First Job: Interview - Communications (2) (工作)
first published on rolia.net, 2010-5-6
Recently, someone here asked how to answer this interview question: how do you explain technical ideas to a non-technical audience? My answer: avoid jargons, avoid abbreviations, emphasize key points, downplay details, sacrifice accuracy, use examples from the domain of your audience.
Last few days, I thought about the case some more, especially about "downplay details and sacrifice accuracy". I asked myself: why is this necessary and is it the right thing to do? The result of my thinking is a principle in communications which is universally applicable, beyond “explaining technical ideas to a non-technical audience”.

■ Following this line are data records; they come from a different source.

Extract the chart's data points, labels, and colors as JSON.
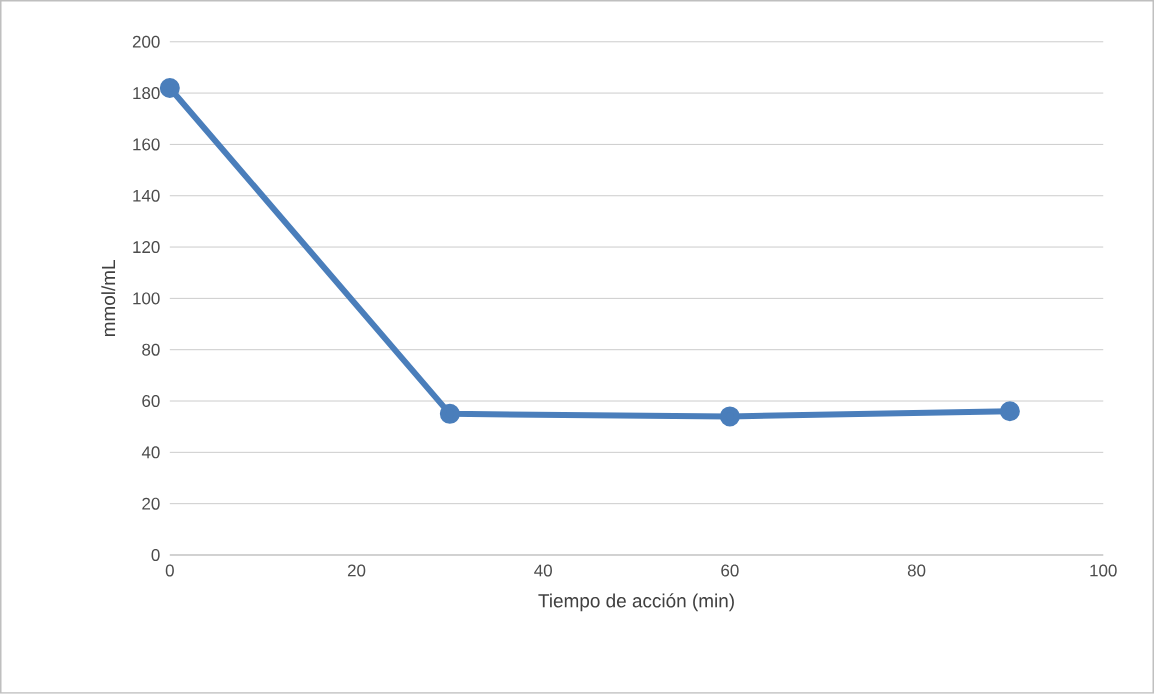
{
  "chart_data": {
    "type": "line",
    "xlabel": "Tiempo de acción (min)",
    "ylabel": "mmol/mL",
    "x": [
      0,
      30,
      60,
      90
    ],
    "series": [
      {
        "color": "#4a7ebb",
        "values": [
          182,
          55,
          54,
          56
        ]
      }
    ],
    "xlim": [
      0,
      100
    ],
    "xticks": [
      0,
      20,
      40,
      60,
      80,
      100
    ],
    "ylim": [
      0,
      200
    ],
    "yticks": [
      0,
      20,
      40,
      60,
      80,
      100,
      120,
      140,
      160,
      180,
      200
    ],
    "grid": "y",
    "marker": "circle",
    "line_style": "solid"
  }
}
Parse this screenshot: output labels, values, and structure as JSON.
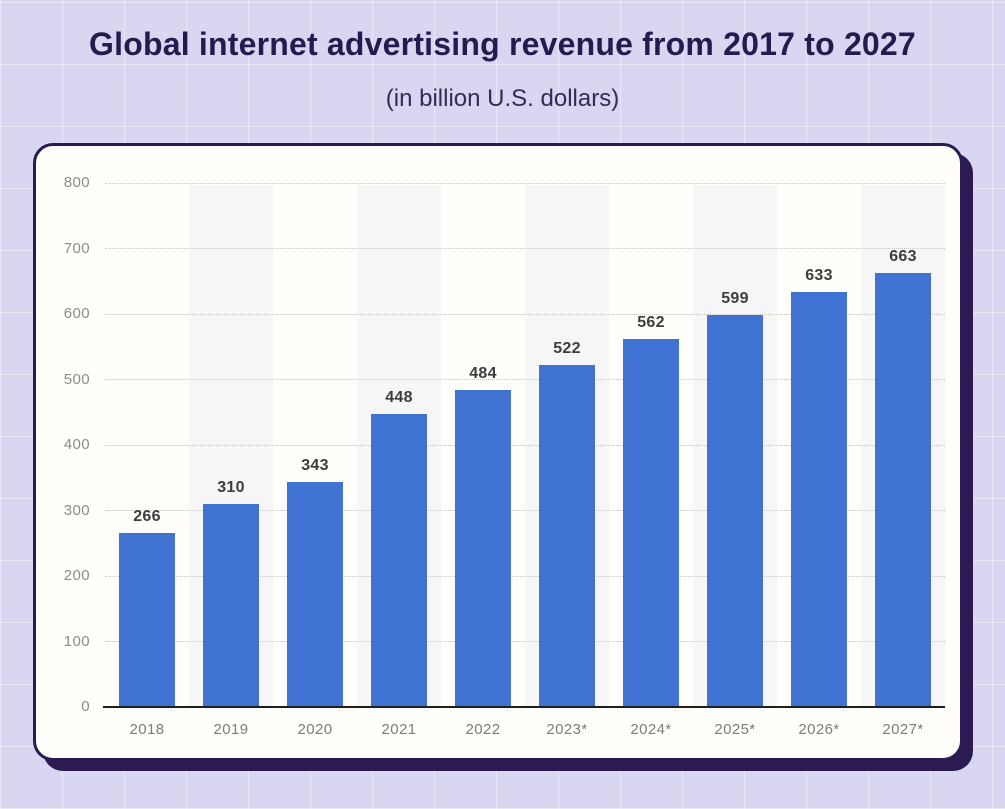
{
  "header": {
    "title": "Global internet advertising revenue from 2017 to 2027",
    "subtitle": "(in billion U.S. dollars)"
  },
  "chart_data": {
    "type": "bar",
    "title": "Global internet advertising revenue from 2017 to 2027",
    "subtitle": "(in billion U.S. dollars)",
    "categories": [
      "2018",
      "2019",
      "2020",
      "2021",
      "2022",
      "2023*",
      "2024*",
      "2025*",
      "2026*",
      "2027*"
    ],
    "values": [
      266,
      310,
      343,
      448,
      484,
      522,
      562,
      599,
      633,
      663
    ],
    "xlabel": "",
    "ylabel": "",
    "ylim": [
      0,
      800
    ],
    "yticks": [
      0,
      100,
      200,
      300,
      400,
      500,
      600,
      700,
      800
    ],
    "grid": "horizontal-dotted",
    "legend": "none",
    "bar_color": "#4072d2",
    "band_color": "#f6f6f6",
    "value_label_color": "#3d3d3d",
    "x_tick_color": "#7c7c7c",
    "y_tick_color": "#8c8c8c",
    "gridline_color": "#c6c6c6",
    "axis_line_color": "#1f1f1f"
  },
  "theme": {
    "page_background": "#d9d6f1",
    "page_grid_line": "rgba(255,255,255,0.45)",
    "card_background": "#fffefa",
    "card_border": "#2b1b52",
    "card_shadow": "#2b1b52",
    "title_color": "#261b4e",
    "subtitle_color": "#372a52"
  }
}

The key here is the needs of the audience. Our goal is not to be accurate, or to be truthful, or to be bound by details. Rather, our goal is to satisfy the needs of the audience. Different audience may have different needs. A guy who's only mildly curious would be annoyed if we give him too much details. A guy who only needs enough information to make a decision would not have patience to listen to our lecture. A guy who just needs a simple answer would be frustrated at our explanation and could reach a wrong answer on his own, ignoring our message.
If my neighbor the plumber asks me what a programmer does, I may say that it's just like him programming the VCR. If a banker asks me the same question, I might use the example of a bank machine. I could say that the simple act of withdrawing money from a bank machine requires a lot of work behind the scenes. All these work have to be programmed by a programmer. If someone on Rolia asks me the same question, I'd ask her to describe the steps she has to take in the morning from getting up to going to work. Then I'd tell her that she just did what a programmer would do at work every day.
My neighbor the plumber probably asked me the question out of curiosity, so it's a bad idea to burden him with a complicated answer. The banker may be trying to understand his IT staff, so a detailed somewhat accurate answer makes sense. The Rolian may want to become a programmer, a hands-on session gets the point across.
My first job was working as a programmer for a small company in Toronto. The big boss would often drop in to ask me how it's going. Each time, I would describe in detail what I'd been doing and the problems I had. If I was stuck, I'd explain to him why I was stuck. Sometimes I would talk to him about my ideas in detail: why I don't like some guy's code; how I'd like to redesign the user interface; etc. My boss would often cut me off and ran out. Most of the time, he didn't seem to be listening. And he'd turn cold when I talked about problems.
Slowly I realized that he's not interested in what I was doing at all. He just wants to know everything is OK. From then on, every time he dropped in, I'd say everything is great. I'd tell him the good things I've done if he's still listening. No details. No problems unless I solved them already. I stopped talking to him about my ideas - I'd just implement them. Both of us were happier: I was no longer disappointed at his inattention and he was no longer bored at my details or annoyed at my problems.
A while ago, someone on Rolia asked a question regarding TN visa. Most Canadian programmers work in the United States under a TN visa. The requirements are simple: a job offer as a "Systems Analyst"; certain level of education; relevant experience. I've never heard of anyone refused a visa and there's zero implication for the employer. What do you say when the employer asks if you're legally qualified to work in the US or if you require sponsorship?
I was asked the question at least once. I told the guy, without hesitation, that I'm legally qualified to work in the US and I don't need sponsorship. I never even bothered to check if TN visa requires sponsorship in the legal sense. To me, the need of the employer is not to learn about TN visa. Rather, he just wants to know if I break the law by working for him and if he is implicated in any way by hiring me. The answer is no to both.
My reply is totally appropriate in satisfying this need, even though it may not be accurate. The alternative is to teach him about TN. And most likely, he wouldn't be interested in learning. And he could decide in a matter of seconds that hiring me is troublesome and he'd want nothing to do with it.
Once a manager in a consulting company asked two programmers why they'd have a meeting again with clients since they just met them a couple of days ago.
One programmer said because his stuff doesn't work in client's environment but works on his machine. The manager wasn't convinced. Then the programmer said he's using JBoss but the client uses WebLogic. The manager was still not convinced.
Then the second programmer said that they had many questions in the first meeting but the guy from the client wasn't able to answer them clearly. So this time the client is sending a more senior guy. Now the manager was convinced.
The need of the manager is to ensure that his programmers appear competent to clients. Having two meetings in three days seems fishy. The first programmer's answer may have reinforced his suspicion. The second programmer reassured him that the problem was on the client's side.
An effective communicator identifies the need of his audience and tailors his message to that needs.